Alphonse Lemerre, éditeur (p. 205-214).

XII

— Écoutez donc mon histoire, qui est une histoire de voleurs, — et qui remonte à haut, dit Gilles Bataille, car l’Empereur n’était pas encore l’Empereur, dans ce temps-là, ni moi son épicier, — ajouta-t-il avec un reste de fierté impériale, car l’Empire était si grand, qu’il donnait de la fierté même aux épiciers ! Nous étions donc sous Barras, qui avait pris avec lui Fouché pour sa police. C’était déjà l’homme qu’on a vu plus tard, quand il fut ministre sous l’Empereur, mais dans ce temps-là, ce terrible Fouché, placé entre les Jacobins et les Chouans, comme entre deux tirants de Sainte-Apolline, qui tiraient chacun de leur côté, ne pouvait pas s’occuper, quand le diable y aurait été — et il y était ! — d’une autre police que de l’infernale police politique du moment, et le gouvernement passait avant Paris ! Or vous, Messieurs, qui viviez alors en province ou en émigration, vous ne pouvez pas avoir une idée de Paris dans ce temps-là, du Paris du lendemain de la Révolution dans lequel elle grouillait encore. Ce n’était plus une capitale. Ce n’était plus une ville. C’était une caverne. C’était une forêt de Bondy. On y assassinait à la nuit, comme on y couchait à la nuit. Les rues sans réverbères, — la Révolution en avait fait des potences ! — n’étaient éclairées que dans le quartier du Palais-Royal. Il y fourmillait dans les ténèbres un tas de coquins et de scélérats. C’étaient partout de noirs coupe-gorges. On n’y passait qu’armé jusqu’aux dents, ou plutôt on n’y passait plus.

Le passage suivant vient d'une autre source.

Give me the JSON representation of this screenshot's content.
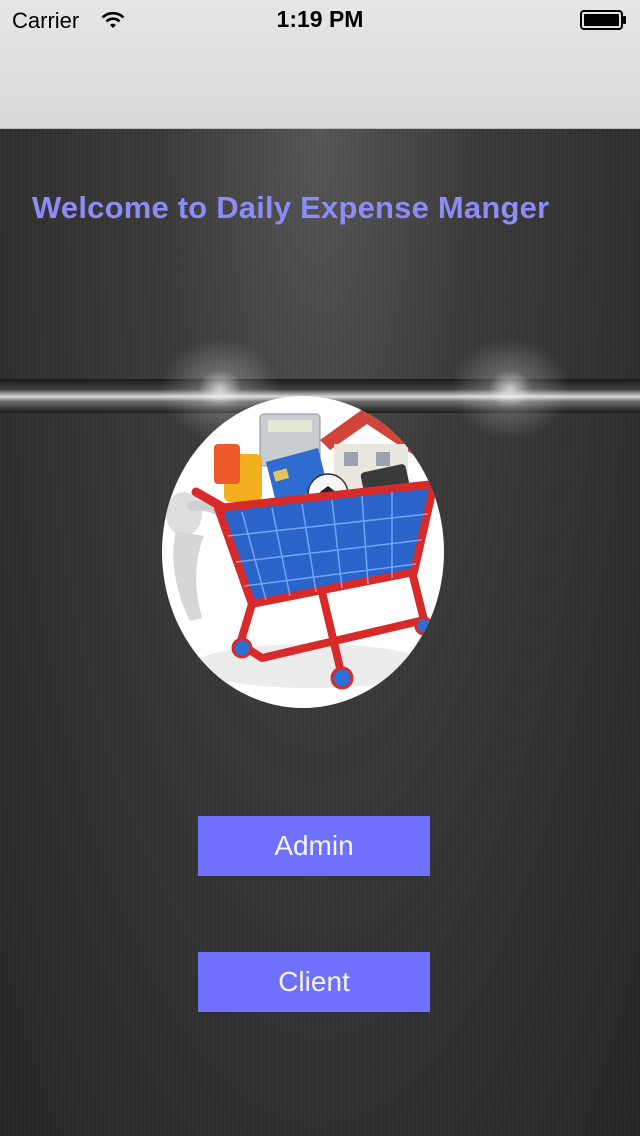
{
  "status_bar": {
    "carrier": "Carrier",
    "time": "1:19 PM",
    "icons": [
      "wifi-icon",
      "battery-icon"
    ]
  },
  "header": {
    "title": "Welcome to Daily Expense Manger"
  },
  "illustration": {
    "icon": "shopping-cart-icon"
  },
  "buttons": {
    "admin_label": "Admin",
    "client_label": "Client"
  },
  "colors": {
    "title": "#8c8cf6",
    "button_bg": "#7070ff",
    "button_text": "#f4f4ff",
    "nav_bar": "#e0e0e0",
    "background": "#2c2c2c"
  }
}
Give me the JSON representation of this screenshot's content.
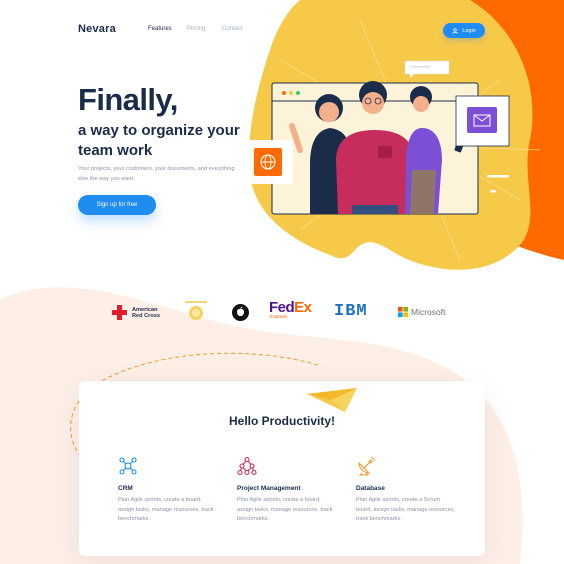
{
  "header": {
    "brand": "Nevara",
    "nav": [
      "Features",
      "Pricing",
      "Contact"
    ],
    "login_label": "Login"
  },
  "hero": {
    "headline": "Finally,",
    "subheadline": "a way to organize your team work",
    "description": "Your projects, your customers, your documents, and everything else the way you want.",
    "cta_label": "Sign up for free"
  },
  "brands": {
    "red_cross": "American Red Cross",
    "fedex_a": "Fed",
    "fedex_b": "Ex",
    "fedex_sub": "Express",
    "ibm": "IBM",
    "microsoft": "Microsoft"
  },
  "features_section": {
    "title": "Hello Productivity!",
    "items": [
      {
        "title": "CRM",
        "desc": "Plan Agile sprints, create a board, assign tasks, manage resources, track benchmarks.",
        "icon": "team-network-icon"
      },
      {
        "title": "Project Management",
        "desc": "Plan Agile sprints, create a board, assign tasks, manage resources, track benchmarks.",
        "icon": "hierarchy-icon"
      },
      {
        "title": "Database",
        "desc": "Plan Agile sprints, create a Scrum board, assign tasks, manage resources, track benchmarks.",
        "icon": "satellite-dish-icon"
      }
    ]
  },
  "colors": {
    "primary": "#1e8cf0",
    "yellow": "#f7c948",
    "orange": "#ff6a00",
    "peach": "#fdeee4",
    "navy": "#1b2c4b",
    "muted": "#8a93a6"
  }
}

« Eh bien ! une nuit de cet affreux temps-là (j’habitais alors à l’angle de la rue de Sèvres, dans une boutique dont je regarde toujours avec intérêt, quand je passe par là, les barreaux de fer de la devanture, et vous allez savoir pourquoi) ; une nuit que j’avais fermé de bonne heure et que je dormais dans une chambre en haut de ma boutique, un bruit singulier me réveilla… C’était un bruit comme de quelque chose qu’on scie, et je me dis : « Il y a des voleurs en bas », et je réveillai mon garçon de magasin qui dormait dans sa soupente, et nous descendîmes tous deux, nos rats-de-cave à la main… Eh ! je ne m’étais pas trompé, c’étaient des voleurs ! Ils étaient, en ce moment, occupés à scier le volet, dont ils avaient coupé grand comme deux fois un fond de chapeau quand nous arrivâmes ; et, par ce trou fait dans le volet, une main était hardiment passée et avait empoigné un des barreaux de la devanture, et s’efforçait de le desceller. On ne voyait que cette main !… L’homme à qui elle appartenait était caché par le volet et il n’était pas seul ; car j’entendais derrière le volet, chuchoter plusieurs personnes qui parlaient très bas… Alors j’eus une idée ! Je clignai de l’œil à mon garçon, — un garçon d’ici, — de Benneville, que j’avais chez moi, — un fort gars et pas manchot, comme vous allez voir, et qui me comprit ; car il sauta sur la main que je lui montrai et qu’il saisit avec les deux siennes — deux éclanches de mouton ! — qui devinrent un étau et une pince pour cette main que je liai, moi, fortement, au barreau, de fer, avec une corde prise sous le comptoir. « Tu ne travailleras plus, ma belle », dis-je gaiement. Le bandit était agriffé, et je me réjouissais déjà in petto de voir la bonne figure qu’il ferait le lendemain, au grand jour. « Allons nous coucher », fis-je à mon garçon, et nous remontâmes, moi, dans mon lit, lui, dans sa soupente. Mais au lit, je ne dormis pas bien… J’écoutais, malgré moi, toujours. Au bout d’un certain temps, il me sembla entendre des pas qui s’éloignaient. Je n’osais mettre le nez à la fenêtre. Les brigands auraient très bien pu m’envoyer un coup de feu par la figure, et il n’en eût été que cela. Je tenais à mon miroir à demoiselles, dit-il en souriant avec coquetterie de ses belles dents jeunes qu’il montra. Et, d’ailleurs, je me dis que le lendemain j’aurais ma vengeance, et, dans cette douce pensée, je m’endormis. »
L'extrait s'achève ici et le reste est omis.